EU officials have put that figure at around EUR55 billion to EUR60 billion ($59.4 billion to $64.8 billion).
“When a country leaves the Union, there is no punishment. There is no price to pay to leave. But we must settle the accounts. We will not ask the British to pay a single euro for something they have not agreed to as a member,” Mr. Barnier said.
A third priority will be issues around Northern Ireland to avoid the restoration of a hard border with major customs controls between the U.K. territory and the rest of Ireland.
“That is why we will be particularly attentive, in these negotiations, to the consequences of the U.K.’s decision to leave the customs union, and to anything that may, in one way or another, weaken dialogue and peace,” he said.
The French official said these issues around the U.K.’s exit from the bloc would need to be addressed first. Only then could the U.K. and the EU start discussing their future trade and economic relationship.
“The quicker we reach agreement on the principles of an orderly exit, the sooner we will be able to prepare our future relationship,” he said.
U.K. ministers have repeatedly said there is no reason the EU and the U.K. can’t use the two-year negotiation window to set the divorce terms and pave the way for a future trade agreement. Other EU officials have said it would likely take the two sides years to negotiate and ratify a future trade pact.
EU leaders, excluding Mrs. May, will meet in Brussels on April 29 to set the guidelines for the talks. That will set out what issues should be included in the Brexit talks and in what kind of order.

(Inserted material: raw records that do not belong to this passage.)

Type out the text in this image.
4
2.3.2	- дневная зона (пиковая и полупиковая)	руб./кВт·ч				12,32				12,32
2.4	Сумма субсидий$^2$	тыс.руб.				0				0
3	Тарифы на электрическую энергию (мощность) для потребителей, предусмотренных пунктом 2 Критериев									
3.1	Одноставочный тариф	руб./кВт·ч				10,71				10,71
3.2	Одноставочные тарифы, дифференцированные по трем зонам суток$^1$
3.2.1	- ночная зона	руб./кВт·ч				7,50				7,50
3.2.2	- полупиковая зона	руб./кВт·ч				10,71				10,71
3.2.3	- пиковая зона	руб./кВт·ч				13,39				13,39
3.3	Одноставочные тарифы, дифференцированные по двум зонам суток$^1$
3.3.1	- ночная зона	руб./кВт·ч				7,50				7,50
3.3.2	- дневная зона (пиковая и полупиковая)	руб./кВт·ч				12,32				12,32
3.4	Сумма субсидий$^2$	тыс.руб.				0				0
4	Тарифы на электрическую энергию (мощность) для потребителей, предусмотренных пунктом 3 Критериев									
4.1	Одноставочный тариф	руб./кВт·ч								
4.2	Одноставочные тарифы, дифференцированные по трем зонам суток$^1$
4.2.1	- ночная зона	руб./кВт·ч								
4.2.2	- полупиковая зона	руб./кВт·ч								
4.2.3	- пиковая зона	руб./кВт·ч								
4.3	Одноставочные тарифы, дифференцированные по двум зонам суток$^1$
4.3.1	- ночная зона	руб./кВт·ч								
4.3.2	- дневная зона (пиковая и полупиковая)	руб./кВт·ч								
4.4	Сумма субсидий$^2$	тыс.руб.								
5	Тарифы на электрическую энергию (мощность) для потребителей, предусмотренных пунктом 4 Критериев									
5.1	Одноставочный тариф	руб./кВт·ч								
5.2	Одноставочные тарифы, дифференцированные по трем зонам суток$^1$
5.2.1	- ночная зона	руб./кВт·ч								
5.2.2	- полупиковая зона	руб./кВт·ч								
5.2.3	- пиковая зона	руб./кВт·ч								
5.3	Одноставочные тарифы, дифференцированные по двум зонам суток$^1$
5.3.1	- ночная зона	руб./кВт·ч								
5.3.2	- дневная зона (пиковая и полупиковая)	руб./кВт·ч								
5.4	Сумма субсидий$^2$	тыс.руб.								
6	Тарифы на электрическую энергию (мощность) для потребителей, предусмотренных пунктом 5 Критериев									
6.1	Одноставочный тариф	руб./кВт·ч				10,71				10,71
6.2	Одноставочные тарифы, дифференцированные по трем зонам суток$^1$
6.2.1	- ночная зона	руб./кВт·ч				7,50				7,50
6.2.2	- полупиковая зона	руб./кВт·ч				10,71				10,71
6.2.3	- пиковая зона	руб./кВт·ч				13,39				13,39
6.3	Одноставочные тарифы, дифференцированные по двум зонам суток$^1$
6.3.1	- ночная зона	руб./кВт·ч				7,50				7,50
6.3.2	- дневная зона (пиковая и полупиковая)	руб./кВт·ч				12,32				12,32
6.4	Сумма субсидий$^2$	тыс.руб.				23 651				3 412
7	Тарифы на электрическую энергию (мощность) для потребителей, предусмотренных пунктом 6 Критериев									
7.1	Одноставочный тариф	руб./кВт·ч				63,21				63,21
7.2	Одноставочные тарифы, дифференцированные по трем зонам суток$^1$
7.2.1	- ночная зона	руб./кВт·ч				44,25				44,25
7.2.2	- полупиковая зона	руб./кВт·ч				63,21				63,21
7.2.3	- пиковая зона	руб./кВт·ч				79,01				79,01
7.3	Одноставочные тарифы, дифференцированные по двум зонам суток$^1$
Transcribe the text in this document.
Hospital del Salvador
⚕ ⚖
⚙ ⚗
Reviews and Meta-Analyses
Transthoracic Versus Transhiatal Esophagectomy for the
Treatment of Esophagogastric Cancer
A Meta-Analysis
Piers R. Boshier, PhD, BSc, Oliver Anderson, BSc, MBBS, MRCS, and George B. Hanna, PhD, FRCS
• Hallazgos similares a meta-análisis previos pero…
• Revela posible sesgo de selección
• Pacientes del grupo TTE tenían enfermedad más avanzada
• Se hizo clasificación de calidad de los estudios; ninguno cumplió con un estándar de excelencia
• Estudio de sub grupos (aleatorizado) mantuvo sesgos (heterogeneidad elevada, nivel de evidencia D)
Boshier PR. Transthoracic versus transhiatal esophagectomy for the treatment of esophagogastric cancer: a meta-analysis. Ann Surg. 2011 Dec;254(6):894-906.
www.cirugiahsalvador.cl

The EU must then agree to a detailed negotiating mandate for Mr. Barnier, meaning substantive discussions between the U.K. and the EU would likely start only in May or June.
On Tuesday, Mr. Barnier said a future free-trade agreement would form the centerpiece of the future EU-U.K. relationship.
However, he also said he hopes there will be close cooperation in areas including climate change, counterterrorism and defense.
However, he warned the British government it shouldn’t use its major contribution to Europe’s defense capabilities as a bargaining chip in the Brexit talks.
“In the negotiations, security can’t be traded off against economic and commercial interests,” the former French foreign minister said.
As a new relationship will take years to negotiate, Mr. Barnier said several transitional arrangements may be necessary, which will be limited in time and won’t open a backdoor to U.K. access to parts of the single market.